Taking a step back, Becker says his journey to Yale had a major turning point when he began to schedule classes for his freshman year of high school.
Getting into the New Haven, Connecticut school is no easy task with the admission process involving applications and interviews. According to Yale’s website, “An applicant’s academic strength is our first consideration. We review grades, standardized test scores, and evaluations by a counselor and two teachers to determine academic strength. The admissions committee then factors in student qualities such as motivation, curiosity, energy, leadership activity, and distinctive talents.”
Becker feels he had a distinct advantage over his peers due to his heavy involvement in the National FFA Organization.

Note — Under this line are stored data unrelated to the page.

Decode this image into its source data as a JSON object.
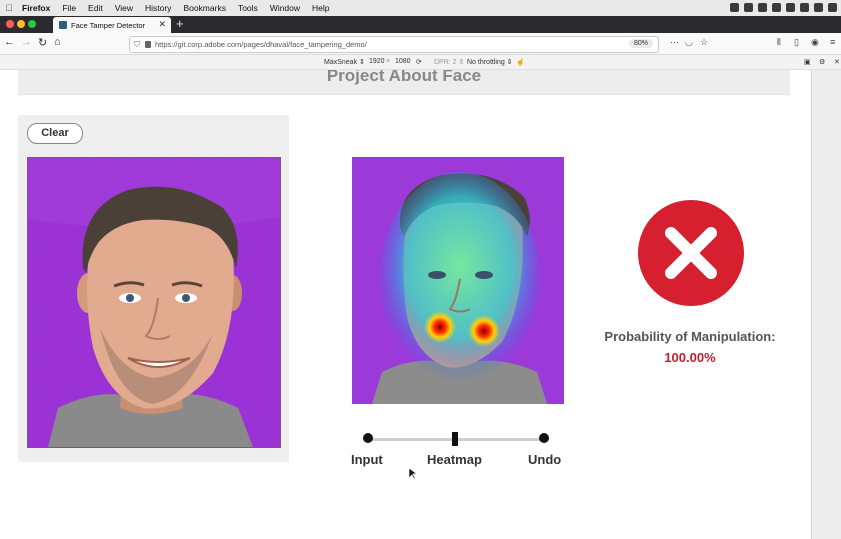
{
  "menubar": {
    "app": "Firefox",
    "items": [
      "File",
      "Edit",
      "View",
      "History",
      "Bookmarks",
      "Tools",
      "Window",
      "Help"
    ]
  },
  "tab": {
    "title": "Face Tamper Detector"
  },
  "url": {
    "value": "https://git.corp.adobe.com/pages/dhaval/face_tampering_demo/",
    "zoom": "80%"
  },
  "rdm": {
    "device": "MaxSneak ⇕",
    "width": "1920",
    "x": "×",
    "height": "1080",
    "dpr": "DPR: 2 ⇕",
    "throttling": "No throttling ⇕"
  },
  "page": {
    "title": "Project About Face",
    "clear_label": "Clear",
    "slider": {
      "input": "Input",
      "heatmap": "Heatmap",
      "undo": "Undo"
    },
    "probability_label": "Probability of Manipulation:",
    "probability_value": "100.00%"
  },
  "icons": {
    "back": "back-arrow-icon",
    "forward": "forward-arrow-icon",
    "reload": "reload-icon",
    "home": "home-icon",
    "result": "x-mark-icon"
  },
  "colors": {
    "accent_red": "#d62030",
    "value_red": "#c0202e",
    "photo_bg": "#9b32d6"
  }
}
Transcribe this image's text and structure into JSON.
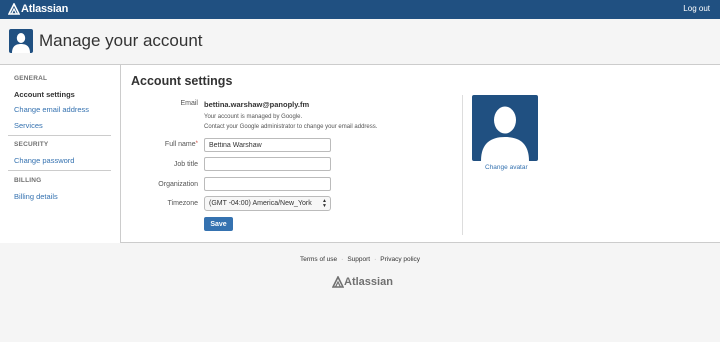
{
  "topbar": {
    "brand": "Atlassian",
    "logout_label": "Log out"
  },
  "header": {
    "title": "Manage your account"
  },
  "sidebar": {
    "sections": [
      {
        "heading": "GENERAL",
        "items": [
          "Account settings",
          "Change email address",
          "Services"
        ]
      },
      {
        "heading": "SECURITY",
        "items": [
          "Change password"
        ]
      },
      {
        "heading": "BILLING",
        "items": [
          "Billing details"
        ]
      }
    ],
    "active": "Account settings"
  },
  "form": {
    "title": "Account settings",
    "email_label": "Email",
    "email_value": "bettina.warshaw@panoply.fm",
    "email_note_1": "Your account is managed by Google.",
    "email_note_2": "Contact your Google administrator to change your email address.",
    "fullname_label": "Full name",
    "fullname_value": "Bettina Warshaw",
    "jobtitle_label": "Job title",
    "jobtitle_value": "",
    "organization_label": "Organization",
    "organization_value": "",
    "timezone_label": "Timezone",
    "timezone_value": "(GMT -04:00) America/New_York",
    "save_label": "Save"
  },
  "avatar": {
    "change_label": "Change avatar"
  },
  "footer": {
    "links": [
      "Terms of use",
      "Support",
      "Privacy policy"
    ],
    "brand": "Atlassian"
  },
  "colors": {
    "brand": "#205081",
    "link": "#3572b0",
    "required": "#d04437"
  }
}
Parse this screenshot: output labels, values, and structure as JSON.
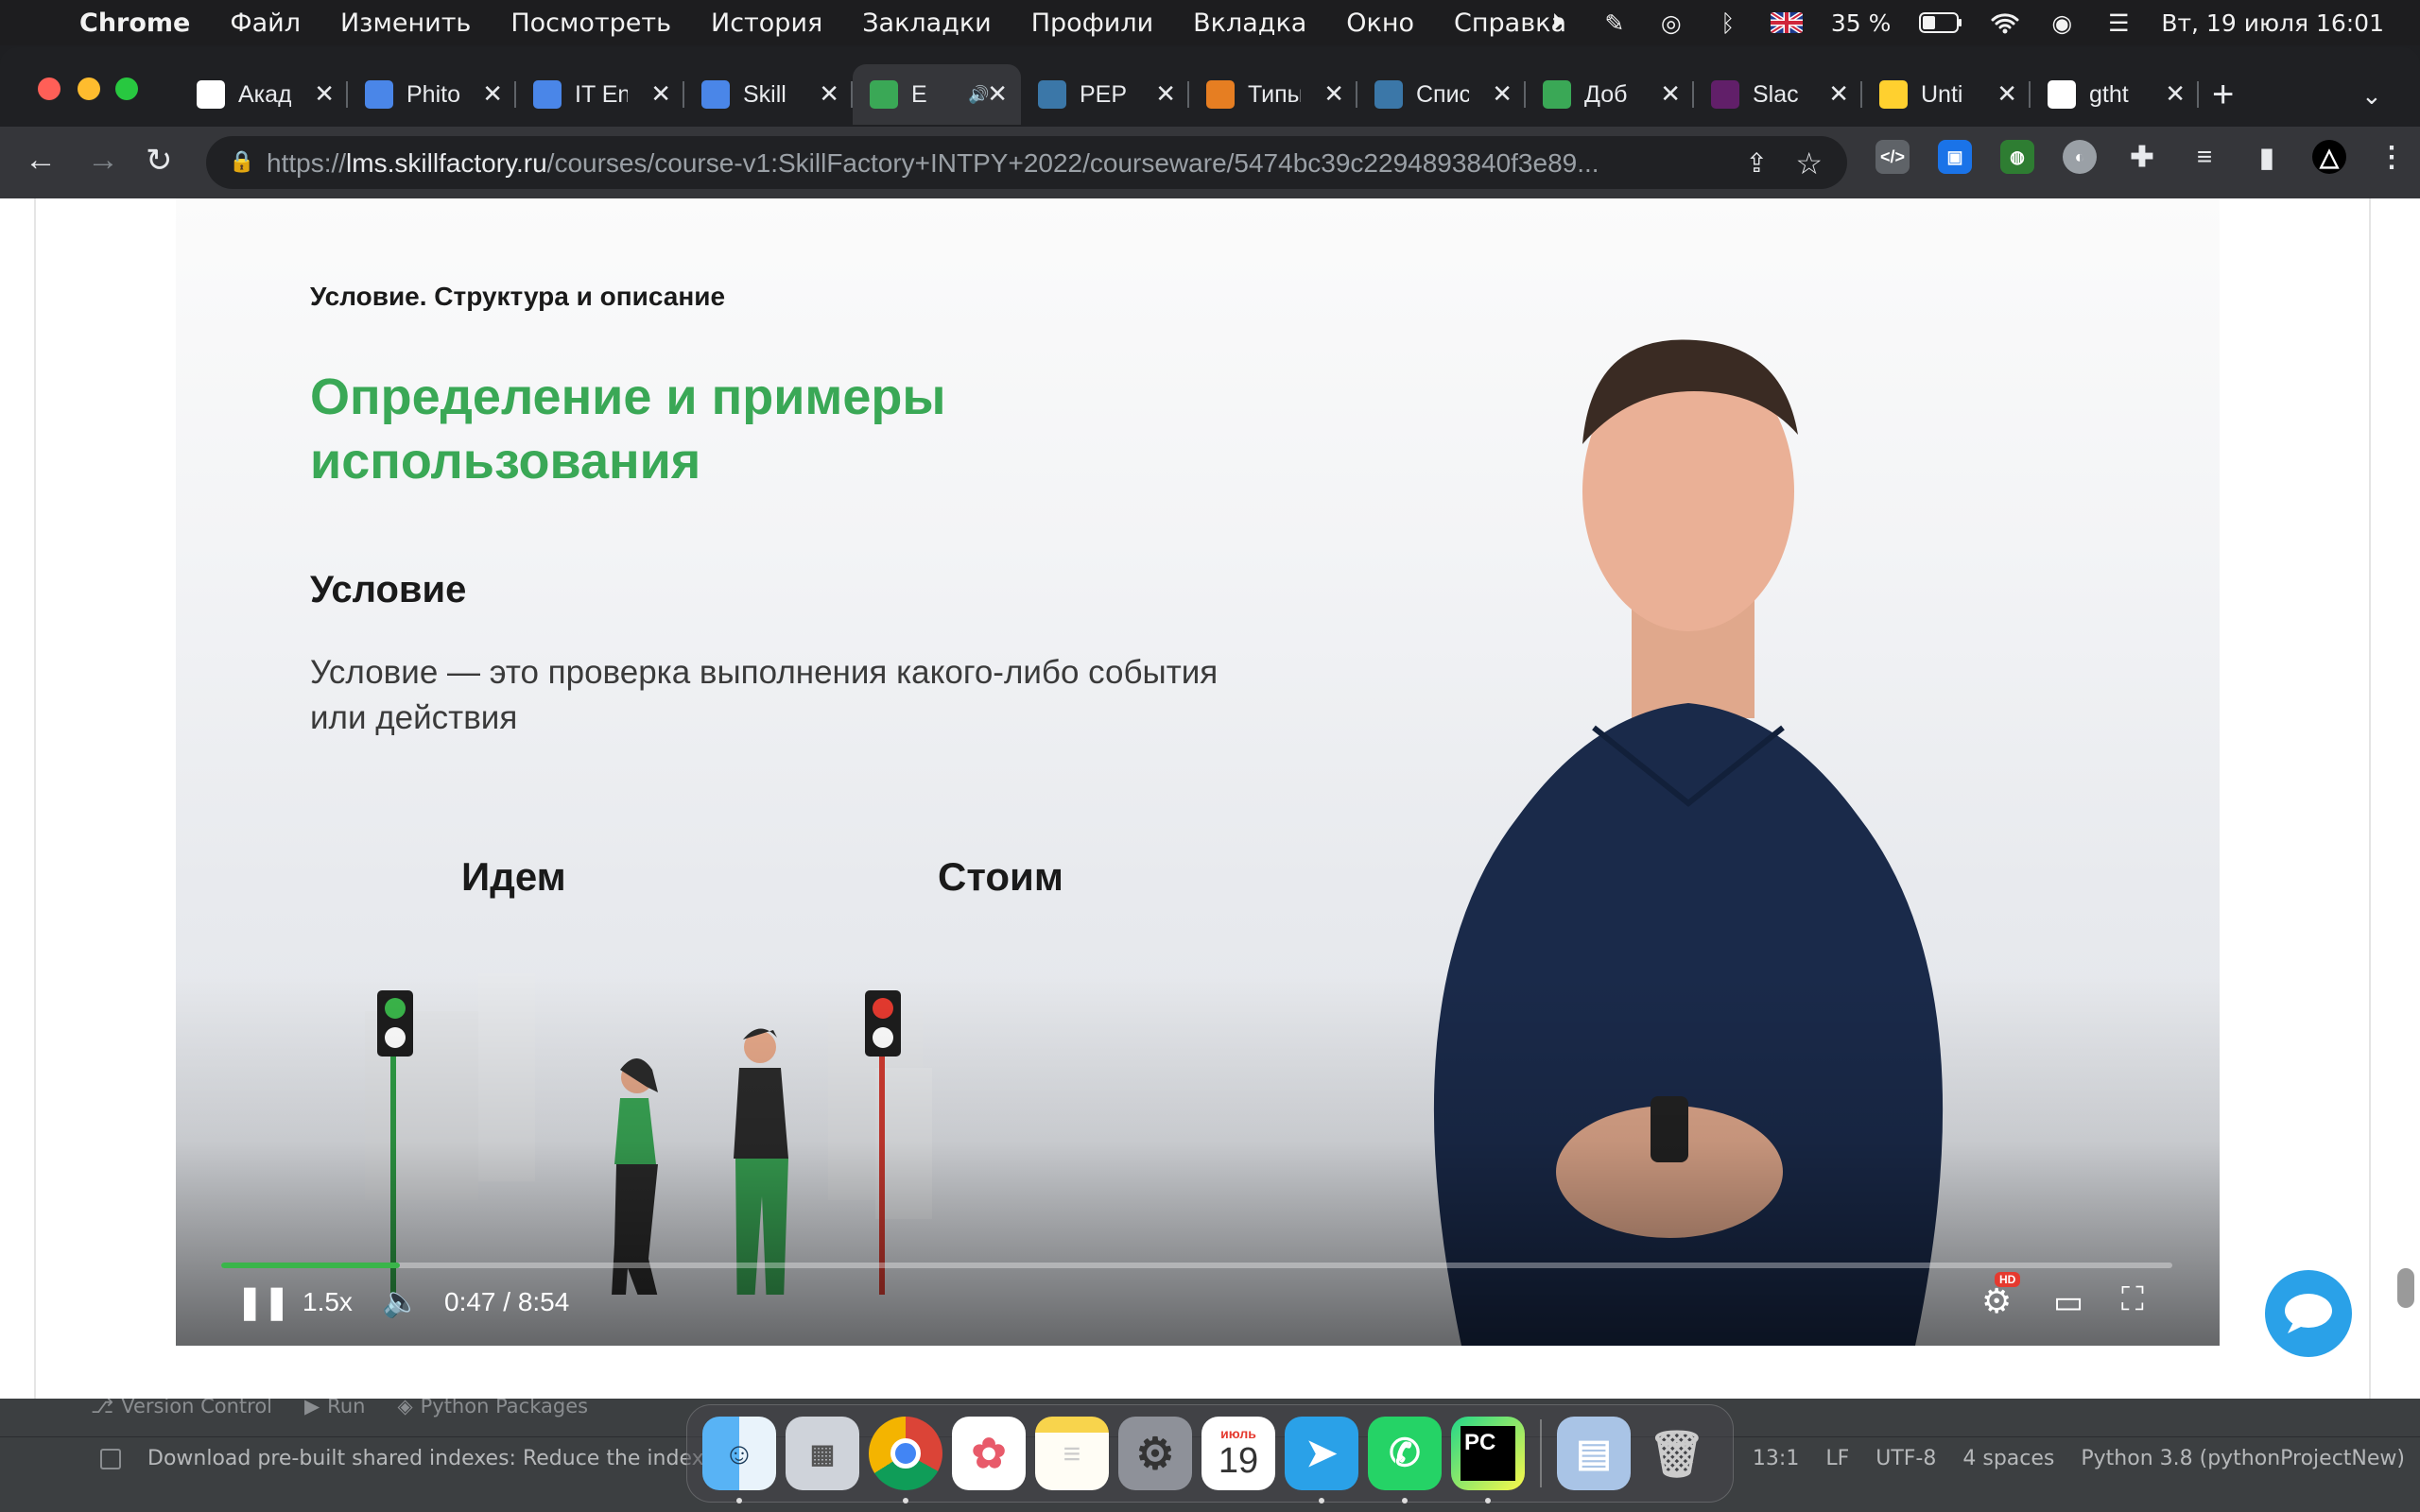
{
  "menubar": {
    "app": "Chrome",
    "items": [
      "Файл",
      "Изменить",
      "Посмотреть",
      "История",
      "Закладки",
      "Профили",
      "Вкладка",
      "Окно",
      "Справка"
    ],
    "battery": "35 %",
    "datetime": "Вт, 19 июля  16:01"
  },
  "tabs": [
    {
      "title": "Акад",
      "fav": "academy-favicon",
      "color": "#ffffff"
    },
    {
      "title": "Phito",
      "fav": "docs-favicon",
      "color": "#4a86e8"
    },
    {
      "title": "IT En",
      "fav": "docs-favicon",
      "color": "#4a86e8"
    },
    {
      "title": "Skill",
      "fav": "docs-favicon",
      "color": "#4a86e8"
    },
    {
      "title": "E",
      "fav": "skillfactory-favicon",
      "color": "#3aa856",
      "active": true
    },
    {
      "title": "PEP",
      "fav": "python-favicon",
      "color": "#3b77a8"
    },
    {
      "title": "Типы",
      "fav": "codewars-favicon",
      "color": "#e67e22"
    },
    {
      "title": "Спис",
      "fav": "python-favicon",
      "color": "#3b77a8"
    },
    {
      "title": "Доб",
      "fav": "skillfactory-favicon",
      "color": "#3aa856"
    },
    {
      "title": "Slac",
      "fav": "slack-favicon",
      "color": "#611f69"
    },
    {
      "title": "Unti",
      "fav": "miro-favicon",
      "color": "#ffd02f"
    },
    {
      "title": "gtht",
      "fav": "google-favicon",
      "color": "#ffffff"
    }
  ],
  "address": {
    "scheme": "https://",
    "host": "lms.skillfactory.ru",
    "path": "/courses/course-v1:SkillFactory+INTPY+2022/courseware/5474bc39c2294893840f3e89..."
  },
  "slide": {
    "label": "Условие. Структура и описание",
    "title": "Определение и примеры использования",
    "subtitle": "Условие",
    "body": "Условие — это проверка выполнения какого-либо события или действия",
    "go": "Идем",
    "stop": "Стоим"
  },
  "player": {
    "speed": "1.5x",
    "time": "0:47 / 8:54",
    "progress": 0.0917,
    "hd_badge": "HD"
  },
  "pycharm": {
    "tools": [
      "Version Control",
      "Run",
      "Python Packages"
    ],
    "message": "Download pre-built shared indexes: Reduce the indexing",
    "status": [
      "13:1",
      "LF",
      "UTF-8",
      "4 spaces",
      "Python 3.8 (pythonProjectNew)"
    ]
  },
  "dock": {
    "calendar_month": "июль",
    "calendar_day": "19",
    "pycharm_label": "PC"
  },
  "colors": {
    "accent_green": "#3aa856",
    "progress_green": "#3ab54a",
    "chat_blue": "#2aa1e8"
  }
}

But things weren’t always that way. In fact, when Becker was entering his freshman year at Anna High School, he had little intention of joining ag classes and it was only through the advice of a family member that his schedule ended up including FFA.
“When we were scheduling for freshman classes my 8th grade year, I didn’t necessarily intend to take an agricultural class or join the FFA,” said Becker
Dominic heeded the advice of his aunt who encouraged him to join the school’s ag programs after telling him of successful alumni and the scholarships they offered.
“I thought well, if they give good scholarship money, and if she knows of some doctors that were in FFA, I don’t have to be a future farmer to be in FFA, so I’ll give it a try,” Becker said. “More or less on a whim I decided to sign up for an ag class and join FFA.”
Becker said he began to like what he was seeing the first couple of months in FFA, but things really changed towards the organization’s favor when he signed up for the chapter’s trip to the National FFA Convention in Indianapolis.
“I remember being in the Indianapolis Pacers stadium waiting for the first general session to start and looking around and there being over 50,000 FFA members and over 50,000 blue jackets,” Becker said. “I have a lot of respect for people who are passionate about what they do. That many people that were passionate about the FFA – I knew that the FFA was for me and from that point on I was pretty much all in for whatever the FFA could throw at me.”
On the Career Development Event side of things, Becker became involved in Public Speaking and Parliamentary Procedure three out of the four years he has been in the organization. Becker said several contests, including Job interview, helped him prepare for admission to Yale.
He was elected treasurer of the chapter his junior year and president his senior year. From a leadership standpoint, Becker says leading by example is just one of the many things he learned. Becker says the FFA has helped in more ways than just Yale, giving him the qualities needed to be elected to a prestigious position in the summer legislative camp Buckeye Boys State.
Becker did not grow up on a farm, but was involved in agriculture through his grandparents. Baling hay, growing crops, and feeding steers were normal for him. His rural Ohio town activities got him started on his road to the Ivy League.
“Growing up, I’ve always had an interest in making money. The lemonade stands and selling corn on the cob as a kid — we all just have an intuitive sense inside of us to make money. I was always looking to advance that and take that to the next level,” Becker said. “When I was probably about 14 or 15 years old, I started looking into the stock market and started doing my own research. When I turned 16, I started investing my own money into the stock markets.”
Becker, who received confirmation of his acceptance to Yale University in December, says that experience led to his “ultimate goal” of someday working on Wall Street. Becker was one of 735 students admitted Early Action and once the regular admission acceptances come in, Yale is aiming for a total of 1,360 students for the class of 2018. The institution expected close to 30,000 applications this year.
The western Ohio student got his first taste of his future this past summer when he attended a summer program at the university called the Yale Young Global Scholars.
“I was a little nervous at first coming from a public high school in Anna, Ohio compared to the kids out there that go to prep schools and boarding schools like Exeter and Andover and they’re prepared to be at an Ivy League university their entire lives,” Becker said. “It was nice to see after the first few days of the program that I was able to keep up academically with the rest of them.”
When asked about what advice he has for others, Becker quickly gave points for aspiring youngsters to look to.
“I think first and foremost, you need to figure out what you’re passionate about and go from there. It really helps when you’re totally into something and you can attack it from that point of view,” he said. “There’s really no one that can stop you from doing what you want to do if you’re willing to put in the work and get there.”